The BI-RADS categories of AB US and mammography for each lesion were compared. In ultrasound images, bilateral and scattered calcifications outside the duct as well as calcifications related to fibrocystic lesions, are usually considered benign and classified as BI-RADS category 0 or 2. For calcifications that accumulate outside the duct, BI-RADS class 0 is recommended, and further imaging examinations were recommended. In addition, evaluation of the calcification in a mass was based on the BI-RADS category of the mass, and after comprehensive consideration, it can also be upgraded or downgraded accordingly. Therefore, out of the 477 lesions detected by AB US for calcification, 74 were classified as category 0, 55 were downgraded to category 2 or 3, 23 were upgraded to category 5, and the remaining 325 were maintain category 4. Compared with mammography, AB US has a higher sensitivity (64.8% vs. 46.8%) for malignant calcification.

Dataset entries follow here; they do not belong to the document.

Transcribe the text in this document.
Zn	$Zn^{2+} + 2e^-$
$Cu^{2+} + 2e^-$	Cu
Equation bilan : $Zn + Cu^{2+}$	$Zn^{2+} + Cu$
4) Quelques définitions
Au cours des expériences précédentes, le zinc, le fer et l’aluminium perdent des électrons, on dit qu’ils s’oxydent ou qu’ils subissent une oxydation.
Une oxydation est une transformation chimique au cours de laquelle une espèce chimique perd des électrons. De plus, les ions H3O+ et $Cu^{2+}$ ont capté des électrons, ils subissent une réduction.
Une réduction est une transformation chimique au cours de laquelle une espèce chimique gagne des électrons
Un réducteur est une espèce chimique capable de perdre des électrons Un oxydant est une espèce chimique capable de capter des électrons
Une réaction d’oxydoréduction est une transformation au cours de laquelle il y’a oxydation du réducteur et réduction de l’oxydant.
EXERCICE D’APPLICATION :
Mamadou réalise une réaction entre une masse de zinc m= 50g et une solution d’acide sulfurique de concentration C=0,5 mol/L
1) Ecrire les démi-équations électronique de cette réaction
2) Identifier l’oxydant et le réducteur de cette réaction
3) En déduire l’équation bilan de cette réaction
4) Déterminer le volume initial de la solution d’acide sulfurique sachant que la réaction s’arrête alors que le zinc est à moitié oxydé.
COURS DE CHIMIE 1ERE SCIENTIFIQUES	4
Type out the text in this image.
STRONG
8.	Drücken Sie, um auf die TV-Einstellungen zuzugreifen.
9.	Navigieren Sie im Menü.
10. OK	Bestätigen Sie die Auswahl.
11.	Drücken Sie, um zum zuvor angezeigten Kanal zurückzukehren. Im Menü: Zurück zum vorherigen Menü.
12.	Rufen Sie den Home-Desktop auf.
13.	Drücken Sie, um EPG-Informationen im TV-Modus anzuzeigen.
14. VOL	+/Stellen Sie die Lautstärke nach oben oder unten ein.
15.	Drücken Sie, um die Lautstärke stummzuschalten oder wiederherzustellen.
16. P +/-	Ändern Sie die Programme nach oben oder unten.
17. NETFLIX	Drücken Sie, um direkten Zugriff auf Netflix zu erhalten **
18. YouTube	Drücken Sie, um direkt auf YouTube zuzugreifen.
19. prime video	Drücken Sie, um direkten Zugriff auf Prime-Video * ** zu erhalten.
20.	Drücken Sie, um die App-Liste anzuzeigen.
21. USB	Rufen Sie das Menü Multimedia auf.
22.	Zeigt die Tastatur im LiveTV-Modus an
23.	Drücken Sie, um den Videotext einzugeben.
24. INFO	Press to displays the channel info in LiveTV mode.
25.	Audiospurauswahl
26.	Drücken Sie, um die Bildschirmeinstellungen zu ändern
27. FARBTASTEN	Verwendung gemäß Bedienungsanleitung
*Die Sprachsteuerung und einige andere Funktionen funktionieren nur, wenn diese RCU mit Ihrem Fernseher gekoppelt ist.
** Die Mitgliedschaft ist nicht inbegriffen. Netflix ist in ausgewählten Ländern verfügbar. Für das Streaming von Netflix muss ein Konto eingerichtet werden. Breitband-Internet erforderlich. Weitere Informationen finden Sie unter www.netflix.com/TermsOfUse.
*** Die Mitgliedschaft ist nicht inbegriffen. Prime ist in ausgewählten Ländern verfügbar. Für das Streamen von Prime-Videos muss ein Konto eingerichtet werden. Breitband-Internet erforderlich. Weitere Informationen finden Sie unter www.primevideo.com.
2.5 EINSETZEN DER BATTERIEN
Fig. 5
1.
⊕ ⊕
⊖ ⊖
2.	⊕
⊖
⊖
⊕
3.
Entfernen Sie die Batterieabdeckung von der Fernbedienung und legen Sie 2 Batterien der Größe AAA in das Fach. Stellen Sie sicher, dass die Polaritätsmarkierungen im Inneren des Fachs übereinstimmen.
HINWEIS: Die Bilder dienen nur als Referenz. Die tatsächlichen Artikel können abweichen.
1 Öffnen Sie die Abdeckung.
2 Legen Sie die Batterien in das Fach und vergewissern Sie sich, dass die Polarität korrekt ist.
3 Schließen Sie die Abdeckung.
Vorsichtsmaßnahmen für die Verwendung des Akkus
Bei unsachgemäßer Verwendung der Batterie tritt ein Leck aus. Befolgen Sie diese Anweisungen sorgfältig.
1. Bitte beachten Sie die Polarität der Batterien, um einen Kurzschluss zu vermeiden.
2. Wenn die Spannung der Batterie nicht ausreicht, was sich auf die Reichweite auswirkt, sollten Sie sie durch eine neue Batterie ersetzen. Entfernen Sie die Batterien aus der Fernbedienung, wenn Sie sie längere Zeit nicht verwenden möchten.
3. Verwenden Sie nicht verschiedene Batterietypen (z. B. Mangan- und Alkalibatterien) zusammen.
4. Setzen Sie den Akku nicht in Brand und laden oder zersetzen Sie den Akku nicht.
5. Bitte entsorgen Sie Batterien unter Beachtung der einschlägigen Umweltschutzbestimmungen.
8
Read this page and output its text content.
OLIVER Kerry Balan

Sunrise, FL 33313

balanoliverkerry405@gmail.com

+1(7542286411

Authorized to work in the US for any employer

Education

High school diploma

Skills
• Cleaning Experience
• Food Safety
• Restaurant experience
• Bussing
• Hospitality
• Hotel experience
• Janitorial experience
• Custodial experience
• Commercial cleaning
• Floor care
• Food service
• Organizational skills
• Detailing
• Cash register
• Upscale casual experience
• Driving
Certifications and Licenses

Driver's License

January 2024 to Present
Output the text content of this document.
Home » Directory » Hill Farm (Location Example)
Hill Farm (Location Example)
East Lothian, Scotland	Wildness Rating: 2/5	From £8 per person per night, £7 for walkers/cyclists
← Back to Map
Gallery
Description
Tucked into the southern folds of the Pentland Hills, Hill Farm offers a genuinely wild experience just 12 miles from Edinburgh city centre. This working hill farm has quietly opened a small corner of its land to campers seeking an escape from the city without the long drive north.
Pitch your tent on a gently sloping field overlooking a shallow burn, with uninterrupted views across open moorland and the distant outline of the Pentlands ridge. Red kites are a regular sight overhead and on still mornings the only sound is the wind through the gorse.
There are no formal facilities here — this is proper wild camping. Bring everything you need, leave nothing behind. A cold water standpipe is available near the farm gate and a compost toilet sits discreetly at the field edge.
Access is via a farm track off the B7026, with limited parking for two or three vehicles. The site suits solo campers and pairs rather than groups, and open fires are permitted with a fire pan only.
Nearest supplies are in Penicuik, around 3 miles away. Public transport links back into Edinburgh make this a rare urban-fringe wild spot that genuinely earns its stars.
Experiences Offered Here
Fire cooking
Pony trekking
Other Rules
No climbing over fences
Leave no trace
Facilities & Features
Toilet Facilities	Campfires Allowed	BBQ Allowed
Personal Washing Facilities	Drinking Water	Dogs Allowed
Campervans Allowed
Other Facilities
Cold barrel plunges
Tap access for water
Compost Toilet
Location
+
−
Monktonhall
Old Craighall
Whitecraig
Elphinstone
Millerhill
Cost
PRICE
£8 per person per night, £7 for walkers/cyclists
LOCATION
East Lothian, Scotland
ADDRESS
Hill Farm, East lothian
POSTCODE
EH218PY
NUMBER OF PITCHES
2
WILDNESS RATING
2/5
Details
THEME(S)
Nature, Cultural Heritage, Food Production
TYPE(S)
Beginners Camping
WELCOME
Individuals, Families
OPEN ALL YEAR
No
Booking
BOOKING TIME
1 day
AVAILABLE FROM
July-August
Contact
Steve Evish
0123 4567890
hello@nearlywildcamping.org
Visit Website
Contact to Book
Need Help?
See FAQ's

There are some shortcomings in this study. Firstly, only pathologically confirmed mammographically BI-RADS category 4 microcalcifications in a single center were included, the patient selection might biased. Secondly, this study focused on dense and extremely dense breasts, and the research results might not suitable for all populations. Thirdly, this is a retrospective observation study, all image interpretation and reporting results of the breast mammography and AB US derived from existing records, and the order of the two examinations was random and the results were not all double-blind. Among them, 365 mammography examination results were complete earlier than AB US, and 210 were later than AB US. The detection rate of AB US for calcification was significantly higher (326/365 vs. 151/210) with knowledge of the mammography results, but no significant difference in detection of malignant lesions (165/365 vs. 88/210).

Conclusions

AB US has good detectability for BI-RADS category 4 suspicious microcalcificationa, especially for malignant calcification lesions. Malignant calcification is more common in a mass and intreductral in AB US, and when associated with architectural distortion or duct changes, it is beneficial for the diagnosis of malignant lesions. Compared to mammography examination, ABUS has higher sensitivity to malignant calcification, especially in dense breast, which is expected to become an effective supplementary examination method.